If the victim is breathing at a rate of less than 6 to 7 breaths per minute, you should begin mouth-to-mouth breathing (see page 29) to achieve an overall rate of 12 to 13 breaths per minute.

If help is on the way (within 2 hours) and there are no signs of life whatsoever, or if you are in doubt (about whether the victim is hypothermic, for instance), you should begin standard CPR (see page 32). If possible, continue CPR until the victim reaches the hospital. Rescue breathing should take priority over chest compressions, particularly in the victim of cold-water immersion. There have been documented cases of “miraculous” recoveries from complete cardiopulmonary arrest associated with environmental hypothermia after prolonged resuscitation, presumably because of the protective effect of the cold. Remember, “no one is dead until he is warm and dead.” However, all of these victims were ultimately resurrected in the hospital, after they had been fully rewarmed.

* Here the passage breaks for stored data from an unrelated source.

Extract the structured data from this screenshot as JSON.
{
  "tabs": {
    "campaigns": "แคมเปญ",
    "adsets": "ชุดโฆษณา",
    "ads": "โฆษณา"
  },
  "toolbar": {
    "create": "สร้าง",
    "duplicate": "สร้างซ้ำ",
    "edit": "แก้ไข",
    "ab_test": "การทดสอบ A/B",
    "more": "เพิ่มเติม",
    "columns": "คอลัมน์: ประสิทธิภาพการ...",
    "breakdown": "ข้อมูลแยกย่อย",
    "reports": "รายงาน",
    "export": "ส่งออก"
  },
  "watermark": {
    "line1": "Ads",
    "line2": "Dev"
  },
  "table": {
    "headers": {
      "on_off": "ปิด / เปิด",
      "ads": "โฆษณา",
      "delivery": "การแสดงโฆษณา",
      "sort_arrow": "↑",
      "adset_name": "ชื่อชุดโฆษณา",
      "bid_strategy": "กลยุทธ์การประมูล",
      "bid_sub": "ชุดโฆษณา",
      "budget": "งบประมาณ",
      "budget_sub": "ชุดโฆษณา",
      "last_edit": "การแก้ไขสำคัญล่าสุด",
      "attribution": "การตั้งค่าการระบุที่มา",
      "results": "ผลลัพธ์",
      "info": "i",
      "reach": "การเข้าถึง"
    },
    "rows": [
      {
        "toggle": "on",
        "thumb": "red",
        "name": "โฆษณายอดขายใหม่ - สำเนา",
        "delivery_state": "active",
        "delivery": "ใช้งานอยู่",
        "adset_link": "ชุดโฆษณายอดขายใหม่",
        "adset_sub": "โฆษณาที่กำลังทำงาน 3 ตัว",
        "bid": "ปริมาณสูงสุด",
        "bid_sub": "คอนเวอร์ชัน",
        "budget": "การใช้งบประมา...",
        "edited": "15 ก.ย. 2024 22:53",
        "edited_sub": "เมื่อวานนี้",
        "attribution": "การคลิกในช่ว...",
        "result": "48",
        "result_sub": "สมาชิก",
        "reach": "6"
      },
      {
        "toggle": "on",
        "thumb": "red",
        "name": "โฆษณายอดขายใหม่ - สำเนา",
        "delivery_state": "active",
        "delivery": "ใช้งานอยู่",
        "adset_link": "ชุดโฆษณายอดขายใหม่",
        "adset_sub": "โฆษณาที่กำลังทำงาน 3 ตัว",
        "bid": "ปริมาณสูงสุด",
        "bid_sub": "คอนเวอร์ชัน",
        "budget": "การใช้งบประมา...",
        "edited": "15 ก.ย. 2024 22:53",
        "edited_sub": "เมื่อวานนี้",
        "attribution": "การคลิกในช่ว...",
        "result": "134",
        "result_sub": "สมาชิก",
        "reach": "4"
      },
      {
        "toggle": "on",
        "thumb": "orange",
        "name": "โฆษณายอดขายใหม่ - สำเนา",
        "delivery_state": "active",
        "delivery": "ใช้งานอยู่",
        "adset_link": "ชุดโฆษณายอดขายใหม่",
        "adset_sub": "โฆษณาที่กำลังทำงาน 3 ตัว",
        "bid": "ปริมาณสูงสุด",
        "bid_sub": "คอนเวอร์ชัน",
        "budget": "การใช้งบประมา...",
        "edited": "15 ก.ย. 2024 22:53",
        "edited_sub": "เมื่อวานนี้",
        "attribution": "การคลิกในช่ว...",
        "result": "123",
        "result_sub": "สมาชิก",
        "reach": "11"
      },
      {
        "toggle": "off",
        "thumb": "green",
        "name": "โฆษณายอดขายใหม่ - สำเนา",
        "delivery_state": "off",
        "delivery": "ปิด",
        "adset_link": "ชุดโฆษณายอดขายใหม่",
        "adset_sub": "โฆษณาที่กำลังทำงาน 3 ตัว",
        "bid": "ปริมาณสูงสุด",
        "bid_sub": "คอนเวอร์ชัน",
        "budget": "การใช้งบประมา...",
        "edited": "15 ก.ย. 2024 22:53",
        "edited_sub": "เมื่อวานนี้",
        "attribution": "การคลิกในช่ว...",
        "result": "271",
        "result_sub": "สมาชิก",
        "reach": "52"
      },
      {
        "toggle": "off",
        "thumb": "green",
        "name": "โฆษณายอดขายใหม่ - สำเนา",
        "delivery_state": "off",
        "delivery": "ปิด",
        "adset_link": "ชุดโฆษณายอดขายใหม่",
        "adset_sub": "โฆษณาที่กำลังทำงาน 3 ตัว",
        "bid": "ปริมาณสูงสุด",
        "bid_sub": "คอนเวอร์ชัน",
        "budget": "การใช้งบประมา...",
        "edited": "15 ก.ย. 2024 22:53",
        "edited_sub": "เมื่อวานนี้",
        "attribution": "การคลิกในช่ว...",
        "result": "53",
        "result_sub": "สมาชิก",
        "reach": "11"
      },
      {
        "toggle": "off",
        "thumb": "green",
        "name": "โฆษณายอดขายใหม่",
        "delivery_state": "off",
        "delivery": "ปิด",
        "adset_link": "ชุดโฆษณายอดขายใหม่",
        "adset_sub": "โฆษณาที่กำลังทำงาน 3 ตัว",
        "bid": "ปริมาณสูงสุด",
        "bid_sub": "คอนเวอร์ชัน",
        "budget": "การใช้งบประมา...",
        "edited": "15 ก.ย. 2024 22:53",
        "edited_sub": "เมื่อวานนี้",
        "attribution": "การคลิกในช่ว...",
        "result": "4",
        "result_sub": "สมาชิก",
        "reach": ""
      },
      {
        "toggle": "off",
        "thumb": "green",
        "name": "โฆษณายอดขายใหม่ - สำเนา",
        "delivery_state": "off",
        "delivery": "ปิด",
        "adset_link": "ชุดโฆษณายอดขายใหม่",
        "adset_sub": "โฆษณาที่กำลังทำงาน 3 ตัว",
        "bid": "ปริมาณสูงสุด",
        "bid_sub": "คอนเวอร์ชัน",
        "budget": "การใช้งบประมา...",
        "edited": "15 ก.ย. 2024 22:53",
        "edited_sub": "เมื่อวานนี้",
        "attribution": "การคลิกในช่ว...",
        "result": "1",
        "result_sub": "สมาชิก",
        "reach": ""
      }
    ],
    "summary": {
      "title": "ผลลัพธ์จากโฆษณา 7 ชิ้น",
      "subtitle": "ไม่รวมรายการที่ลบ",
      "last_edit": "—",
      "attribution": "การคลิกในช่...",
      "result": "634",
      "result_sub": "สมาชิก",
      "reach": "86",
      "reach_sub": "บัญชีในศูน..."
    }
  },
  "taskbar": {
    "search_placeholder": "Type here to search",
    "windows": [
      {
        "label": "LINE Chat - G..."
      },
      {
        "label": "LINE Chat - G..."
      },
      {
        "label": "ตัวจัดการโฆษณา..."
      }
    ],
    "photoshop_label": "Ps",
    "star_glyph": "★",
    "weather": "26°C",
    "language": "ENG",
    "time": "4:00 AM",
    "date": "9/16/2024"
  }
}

A victim of severe hypothermia cannot be rewarmed in the field. If a hypothermic victim suffers what you determine to be a cardiac arrest in the wilderness, transport should be the first priority. If enough rescuers are present to allow CPR and simultaneous transport, do both. If you are the only person present, do not bother with CPR, because you will not be able to resuscitate the victim until he is rewarmed. Your only hope is that the victim is in a cold-protected state (“metabolic icebox”) and that you can extricate him (as gently as possible!) to sophisticated medical attention.

In any case of severe hypothermia, transport should be undertaken as soon as possible. Take care to cover the victim with dry blankets and to handle him as gently as possible. Rapid rewarming or restoration of circulation will release cold, acid-laden blood from the limbs back to the core organs, which may cause a profound deterioration of the victim.